Coin nuit à Ljubljana

On va être bien là, non ?

Accolé à la limite Sud du parc Tivoli, j’imagine alors qu’il sera facile de rejoindre le centre à vélo : pas manqué, une jolie piste cyclable suit un canal, traverse un quartier d’habitation parsemé d’ambassades et conduit au cœur de la ville. Top !
Huguette restera sur ce parking tout au long de notre séjour à Ljubljana, accompagnée des voitures des étudiants/chercheurs la journée, seule quand s’en vient la nuit.
Aucune crainte quand aux vols ni-même d’être délogé : par deux fois les képis viendront roder ici se contentant de me saluer.

Le centre-ville

Quinze à vingt minutes sur mon bolide à deux roues et me voilà en plein centre de la capitale. Première impression : c’est beau ! Le château domine la ville, posé sur sa butte délimitée à l’Ouest par la Ljublanica, la rivière qui parcourt la cité.
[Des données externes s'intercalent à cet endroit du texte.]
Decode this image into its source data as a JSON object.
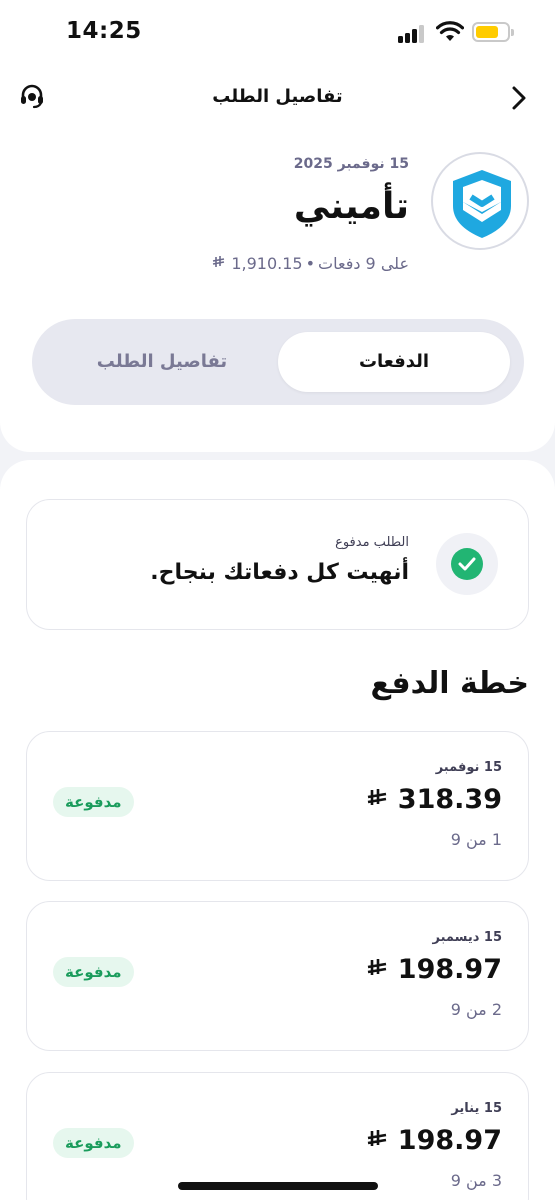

Les façades aux couleurs pastelles viennent compléter la palette des verts affichée ici par la quantité d’arbres, arbustes et buissons disséminés partout dans la ville et plantés là, le long des berges du cours d’eau.

Centre ville de Ljubljana

Oui oui, c’est le centre ville

Rues pavées, cathédrale, églises et ponts, vieilles bâtisses, larges places, grand marché : du charme à la pelle !

Ljubljana rue Križevniška

Rue Križevniška, c’est tout mignon !

Et quelle tranquillité. Bien sûr, en plein moins d’Août le touriste est là (toujours moins qu’à Florence cependant). Il s’agglutine aux terrasses des cafés-bars-restaurants du centre, vue sur les « trois ponts », l’église de l’Ordre franciscain à la façade rose, le dôme de la cathédrale ou encore la pointe du château. La nuit, ce sont les clubs et discothèques qui sont les plus visitées.

Mais il y règne une douceur de vie incomparable. En tout cas dès les premiers moments, j’y respire. C’est sans doute la place accordée à la nature qui alimente ce sentiment qui ne me quittera plus. Je l’ai déjà connu quand j’ai eu la chance de visiter la ville de Québec. Il fait bon vivre à Ljubljana, c’est certain.

Église de l’Ordre franciscain

Église de l’Ordre franciscain

Je flâne dans la ville monté sur mon vélo, je tourne à gauche ou à droite quand l’envie m’en prend. Je remarque que le centre très actif de la cité, celui qui contient la majorité des visiteurs et boutiques en tout genre, est finalement tout petit. Il est traversé en cinq minutes de vélo, vingt minutes à pied.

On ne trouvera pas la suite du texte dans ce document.